The shooting of St. Louis police officer Norvelle Brown last week and the arrest today of those allegedly involved in his death is a tragic, graphic — and, ultimately, accurate illustration of life in some urban neighborhoods. Three young men who should have been somewhere else, with two guns they should never have had, encountered a young St. Louis police officer who was doing exactly what he should have been doing. In a few seconds that will be examined and re-examined by their families, friends, lawyers, and, likely, jurors, four lives were changed forever.
There’s plenty for a City and its residents to think about.
There’s too many guns out there. Too many young men and women have too little preparation for the lives we expect them to lead. Too few parents know or care where their children are at night. There’s not enough hope and too few economic opportunities to go around. Apathy and fear hinder many attempts to make neighborhoods better and safer.
But there’s also Norvelle Brown, from the very same neighborhoods, who graduated from high school and earned a badge and a good job patrolling by his own choice the streets on which he was raised. And those people involved in his killing were quickly identified by an outraged community and taken into police custody. Norvelle Brown himself spent part of his free time coaching and mentoring other young people from the neighborhoods who will also graduate from high school and go on to productive careers and lives as good parents. And hundreds of other men and women like Norvelle Brown do the same things.

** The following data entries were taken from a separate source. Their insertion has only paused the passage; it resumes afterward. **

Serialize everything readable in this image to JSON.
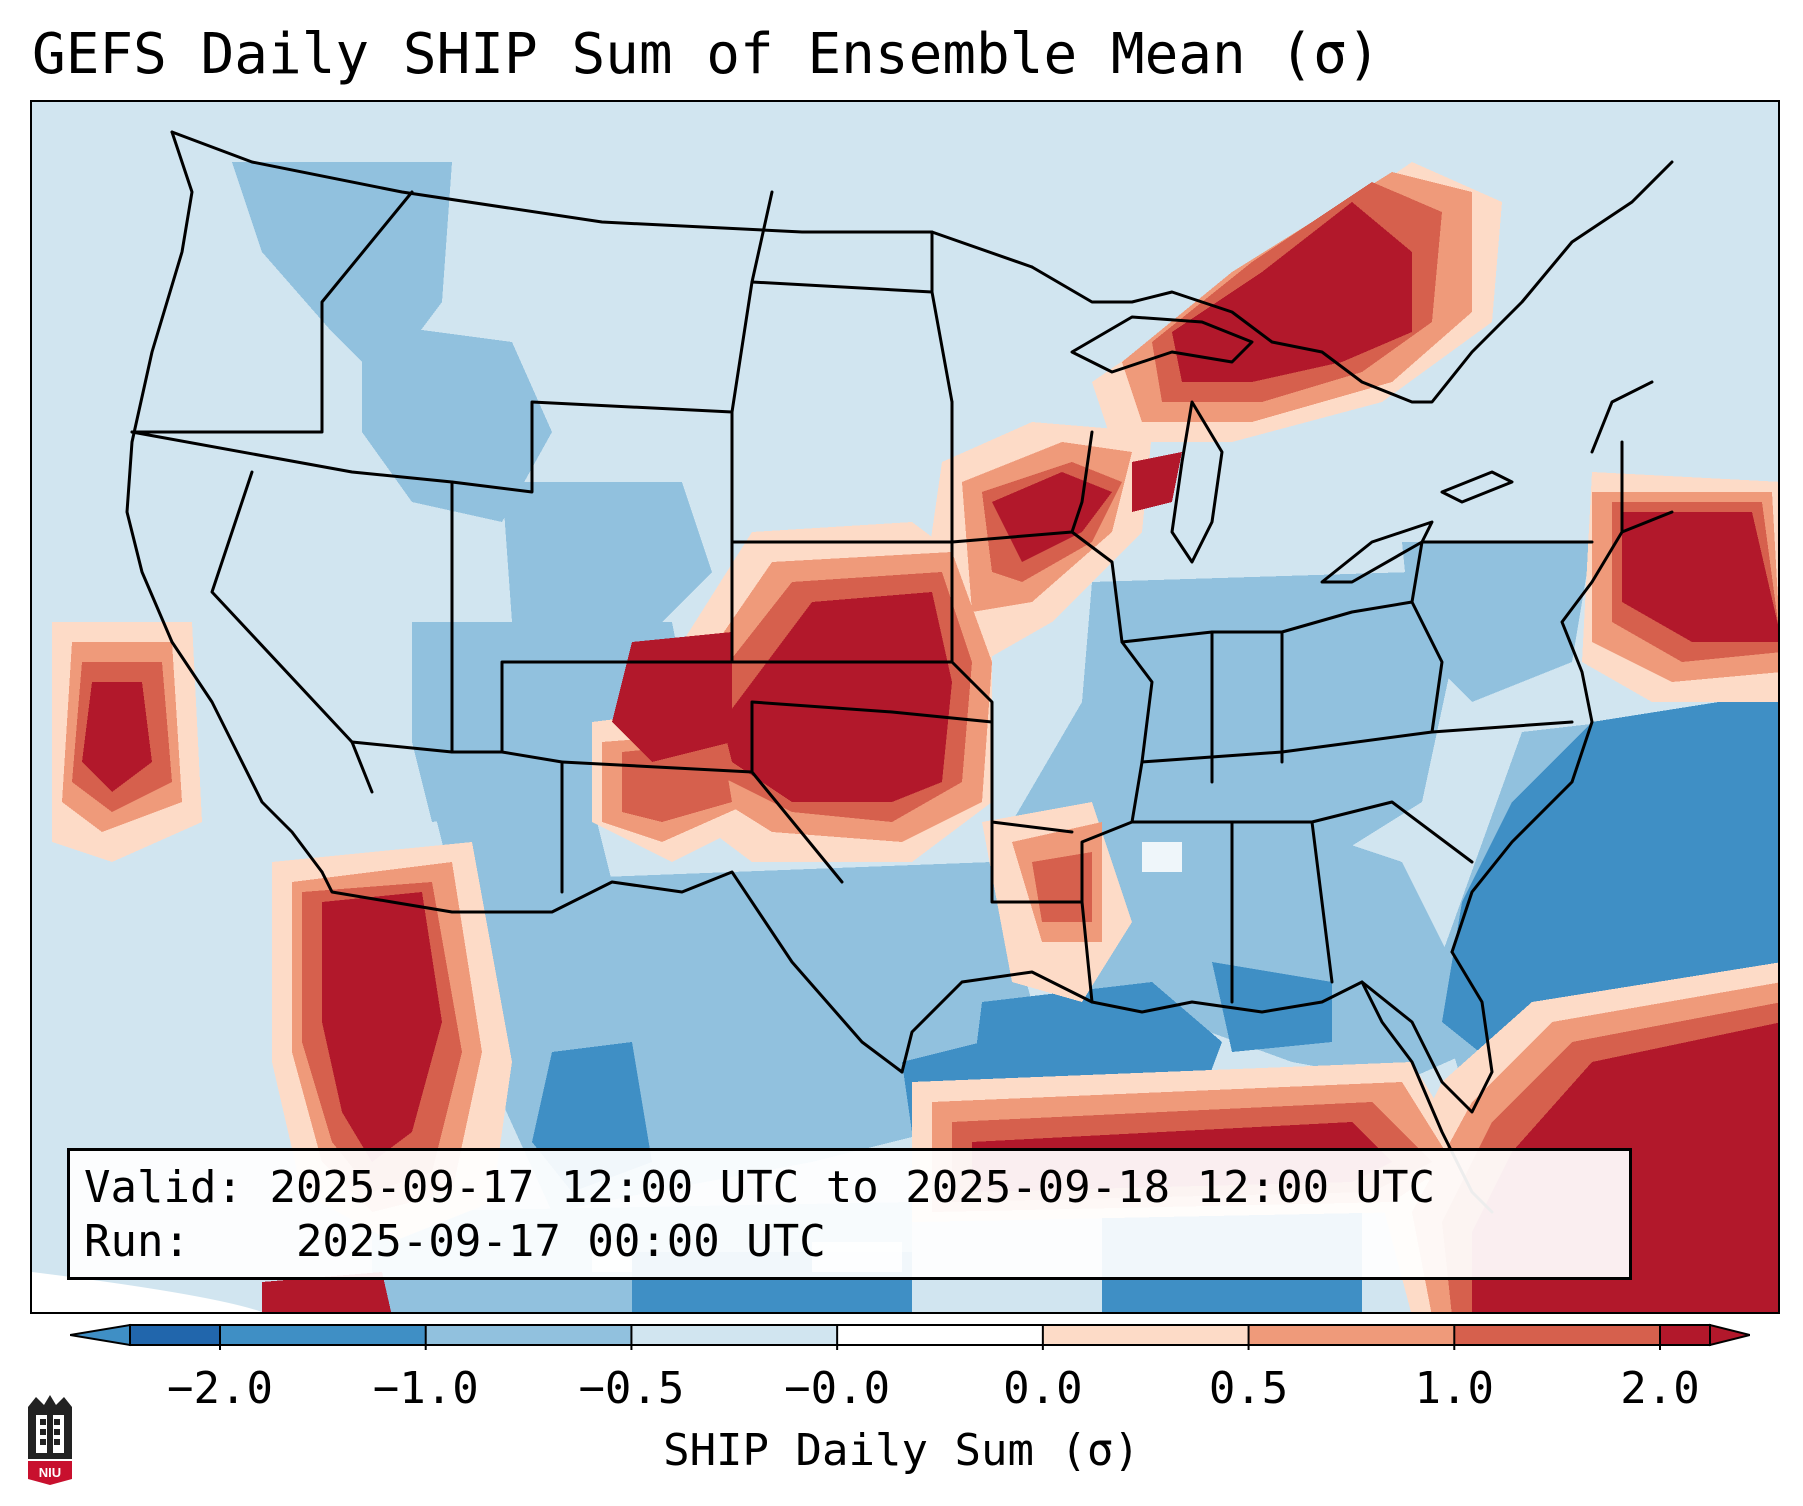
{
  "title": "GEFS Daily SHIP Sum of Ensemble Mean (σ)",
  "info": {
    "valid_label": "Valid:",
    "valid_value": "2025-09-17 12:00 UTC to 2025-09-18 12:00 UTC",
    "run_label": "Run:",
    "run_value": "2025-09-17 00:00 UTC"
  },
  "colorbar": {
    "label": "SHIP Daily Sum (σ)",
    "ticks": [
      "−2.0",
      "−1.0",
      "−0.5",
      "−0.0",
      "0.0",
      "0.5",
      "1.0",
      "2.0"
    ],
    "colors": [
      "#3f8fc5",
      "#91c1de",
      "#d1e5f0",
      "#ffffff",
      "#fddbc7",
      "#ef9a7a",
      "#d6604d",
      "#b2182b"
    ],
    "extend": "both"
  },
  "map": {
    "region": "Contiguous United States",
    "ocean_color": "#d1e5f0",
    "outside_domain_color": "#ffffff",
    "border_color": "#000000"
  },
  "logo": {
    "text": "NIU"
  }
}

What decision put four young lives into the same alley — with guns that night, instead of into a gym or a library? Whatever it was, we all need to do some things very differently in the future. Let’s take every opportunity to get guns off our streets; let’s spare no effort to improve schools for our kids or to involve more parents in their children’s lives; let’s identify more and better economic opportunities for City residents; and let’s nurture the strong, swift community resolve against criminal behavior that Officer Brown’s death engendered.
If we do not, then nothing changes — and life will stay the same.